Bart Van Loo waagt zich met ‘Napoleon. De schaduw van de revolutie’ aan het zoveelste boek over Napoleon. En hij komt er nog mee weg ook.
Dat Van Loo een rasverteller is die de Franse geschiedenis en cultuur presenteert als een grand cru met het geurigste bouquet, wisten we al. Het verhaal van Napoleon Bonaparte zou in zijn handen zonder twijfel meeslepende lectuur worden. Maar voegt Van Loo ook iets toe aan het reeds uitvoerig gedocumenteerde beeld dat we hebben van de rusteloze Corsicaan?
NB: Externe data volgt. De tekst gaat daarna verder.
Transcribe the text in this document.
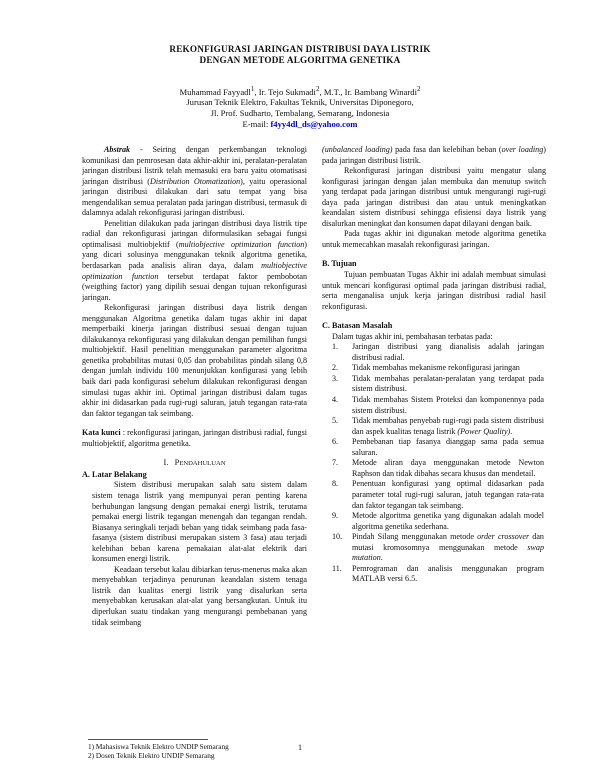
REKONFIGURASI JARINGAN DISTRIBUSI DAYA LISTRIK
DENGAN METODE ALGORITMA GENETIKA
Muhammad Fayyadl$^1$, Ir. Tejo Sukmadi$^2$, M.T., Ir. Bambang Winardi$^2$
Jurusan Teknik Elektro, Fakultas Teknik, Universitas Diponegoro,
Jl. Prof. Sudharto, Tembalang, Semarang, Indonesia
E-mail: f4yy4dl_ds@yahoo.com

Abstrak - Seiring dengan perkembangan teknologi komunikasi dan pemrosesan data akhir-akhir ini, peralatan-peralatan jaringan distribusi listrik telah memasuki era baru yaitu otomatisasi jaringan distribusi (Distribution Otomatization), yaitu operasional jaringan distribusi dilakukan dari satu tempat yang bisa mengendalikan semua peralatan pada jaringan distribusi, termasuk di dalamnya adalah rekonfigurasi jaringan distribusi.

Penelitian dilakukan pada jaringan distribusi daya listrik tipe radial dan rekonfigurasi jaringan diformulasikan sebagai fungsi optimalisasi multiobjektif (multiobjective optimization function) yang dicari solusinya menggunakan teknik algoritma genetika, berdasarkan pada analisis aliran daya, dalam multiobjective optimization function tersebut terdapat faktor pembobotan (weigthing factor) yang dipilih sesuai dengan tujuan rekonfigurasi jaringan.

Rekonfigurasi jaringan distribusi daya listrik dengan menggunakan Algoritma genetika dalam tugas akhir ini dapat memperbaiki kinerja jaringan distribusi sesuai dengan tujuan dilakukannya rekonfigurasi yang dilakukan dengan pemilihan fungsi multiobjektif. Hasil penelitian menggunakan parameter algoritma genetika probabilitas mutasi 0,05 dan probabilitas pindah silang 0,8 dengan jumlah individu 100 menunjukkan konfigurasi yang lebih baik dari pada konfigurasi sebelum dilakukan rekonfigurasi dengan simulasi tugas akhir ini. Optimal jaringan distribusi dalam tugas akhir ini didasarkan pada rugi-rugi saluran, jatuh tegangan rata-rata dan faktor tegangan tak seimbang.

Kata kunci : rekonfigurasi jaringan, jaringan distribusi radial, fungsi multiobjektif, algoritma genetika.

I. PENDAHULUAN

A. Latar Belakang

Sistem distribusi merupakan salah satu sistem dalam sistem tenaga listrik yang mempunyai peran penting karena berhubungan langsung dengan pemakai energi listrik, terutama pemakai energi listrik tegangan menengah dan tegangan rendah. Biasanya seringkali terjadi beban yang tidak seimbang pada fasa-fasanya (sistem distribusi merupakan sistem 3 fasa) atau terjadi kelebihan beban karena pemakaian alat-alat elektrik dari konsumen energi listrik.

Keadaan tersebut kalau dibiarkan terus-menerus maka akan menyebabkan terjadinya penurunan keandalan sistem tenaga listrik dan kualitas energi listrik yang disalurkan serta menyebabkan kerusakan alat-alat yang bersangkutan. Untuk itu diperlukan suatu tindakan yang mengurangi pembebanan yang tidak seimbang

(unbalanced loading) pada fasa dan kelebihan beban (over loading) pada jaringan distribusi listrik.

Rekonfigurasi jaringan distribusi yaitu mengatur ulang konfigurasi jaringan dengan jalan membuka dan menutup switch yang terdapat pada jaringan distribusi untuk mengurangi rugi-rugi daya pada jaringan distribusi dan atau untuk meningkatkan keandalan sistem distribusi sehingga efisiensi daya listrik yang disalurkan meningkat dan konsumen dapat dilayani dengan baik.

Pada tugas akhir ini digunakan metode algoritma genetika untuk memecahkan masalah rekonfigurasi jaringan.

B. Tujuan

Tujuan pembuatan Tugas Akhir ini adalah membuat simulasi untuk mencari konfigurasi optimal pada jaringan distribusi radial, serta menganalisa unjuk kerja jaringan distribusi radial hasil rekonfigurasi.

C. Batasan Masalah

Dalam tugas akhir ini, pembahasan terbatas pada:

1. Jaringan distribusi yang dianalisis adalah jaringan distribusi radial.
2. Tidak membahas mekanisme rekonfigurasi jaringan
3. Tidak membahas peralatan-peralatan yang terdapat pada sistem distribusi.
4. Tidak membahas Sistem Proteksi dan komponennya pada sistem distribusi.
5. Tidak membahas penyebab rugi-rugi pada sistem distribusi dan aspek kualitas tenaga listrik (Power Quality).
6. Pembebanan tiap fasanya dianggap sama pada semua saluran.
7. Metode aliran daya menggunakan metode Newton Raphson dan tidak dibahas secara khusus dan mendetail.
8. Penentuan konfigurasi yang optimal didasarkan pada parameter total rugi-rugi saluran, jatuh tegangan rata-rata dan faktor tegangan tak seimbang.
9. Metode algoritma genetika yang digunakan adalah model algoritma genetika sederhana.
10. Pindah Silang menggunakan metode order crossover dan mutasi kromosomnya menggunakan metode swap mutation.
11. Pemrograman dan analisis menggunakan program MATLAB versi 6.5.
1) Mahasiswa Teknik Elektro UNDIP Semarang
2) Dosen Teknik Elektro UNDIP Semarang
1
De auteur van ‘De Frankrijktrilogie’ en ‘Chanson’ is in elk geval ambitieus en anticipeert vanaf het voorwoord op potentiële beschuldigingen van overbodigheid. Hij wil naar eigen zeggen een gat vullen in het omvangrijke oeuvre over Napoleon door hem genuanceerd te portretteren in het licht van de Franse Revolutie. Die Grote Omwenteling, waar Napoleon elegant maar zonder scrupules in meedraaide en omheen draaide, bood hem de gelegenheid om te worden wie de geschiedenis zich herinnert: een daadkrachtige, volhardende meesterstrateeg die Frankrijk onherroepelijk veranderde, maar ook een gokker met veel geluk, een opportunist pur sang en een megalomane massamoordenaar.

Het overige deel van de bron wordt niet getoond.